Real-Time Magnetic Resonance Imaging of Velopharyngeal Activities with Simultaneous Speech Recordings

Abstract

Objective To examine the relationships between acoustic and physiologic aspects of the velopharyngeal mechanism during acoustically nasalized segments of speech in normal individuals by combining fast magnetic resonance imaging (MRI) with simultaneous speech recordings and subsequent acoustic analyses. Design Ten normal Caucasian adult individuals participated in the study. M id sagittal dynamic magnetic resonance imaging (MRI) and simultaneous speech recordings were performed while participants were producing repetitions of two rate-controlled nonsense syllables including /zanaza/ and /zunuzu/. Acoustic features of nasalization represented as the peak amplitude and the bandwidth of the first resonant frequency (F1) were derived from speech at the rate of 30 sets per second.
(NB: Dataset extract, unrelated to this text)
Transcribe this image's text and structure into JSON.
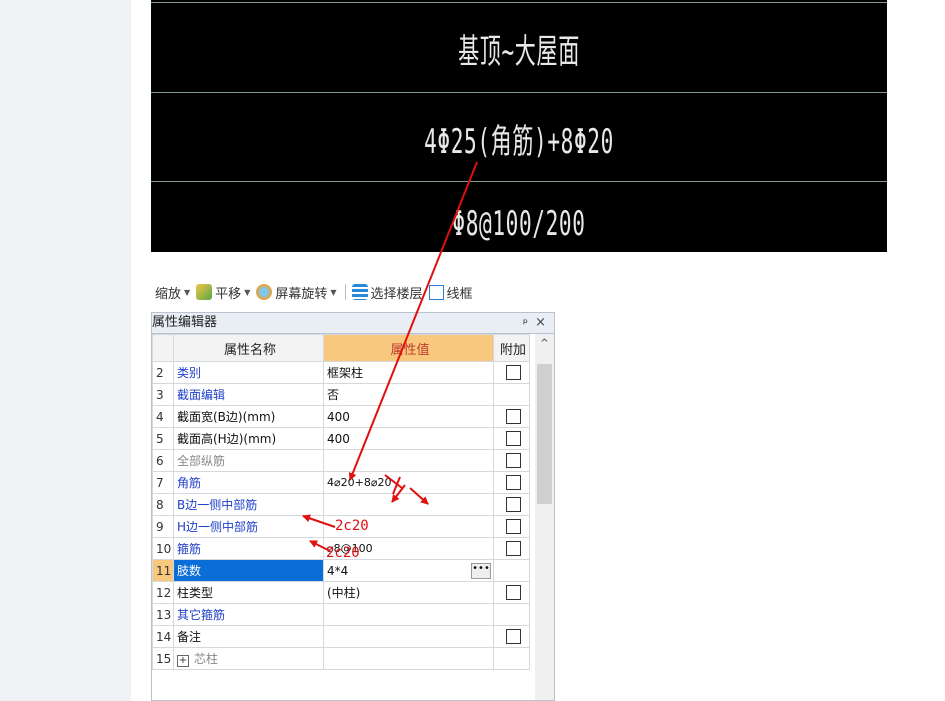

Physiologic information was based on velar and tongue positional changes measured from the dynamic MRI data, which were acquired at a rate of 21.4 images per second and resampled with a corresponding rate of 30 images per second. Each acoustic feature of nasalization was regressed on gender, vowel context, and velar and tongue positional variables. Results Acoustic features of nasalization represented by F1 peak amplitude and bandwidth changes were significantly influenced by the vowel context surrounding the nasal consonant, velar elevated position, and tongue height at the tip. Conclusions Fast MRI combined with acoustic analysis was successfully applied to the investigation of acoustic-physiologic relationships of the velopharyngeal mechanism with the type of speech samples employed in the present study. Future applications are feasible to examine how anatomic and physiologic deviations of the velopharyngeal mechanism would be acoustically manifested in individuals with velopharyngeal incompetence.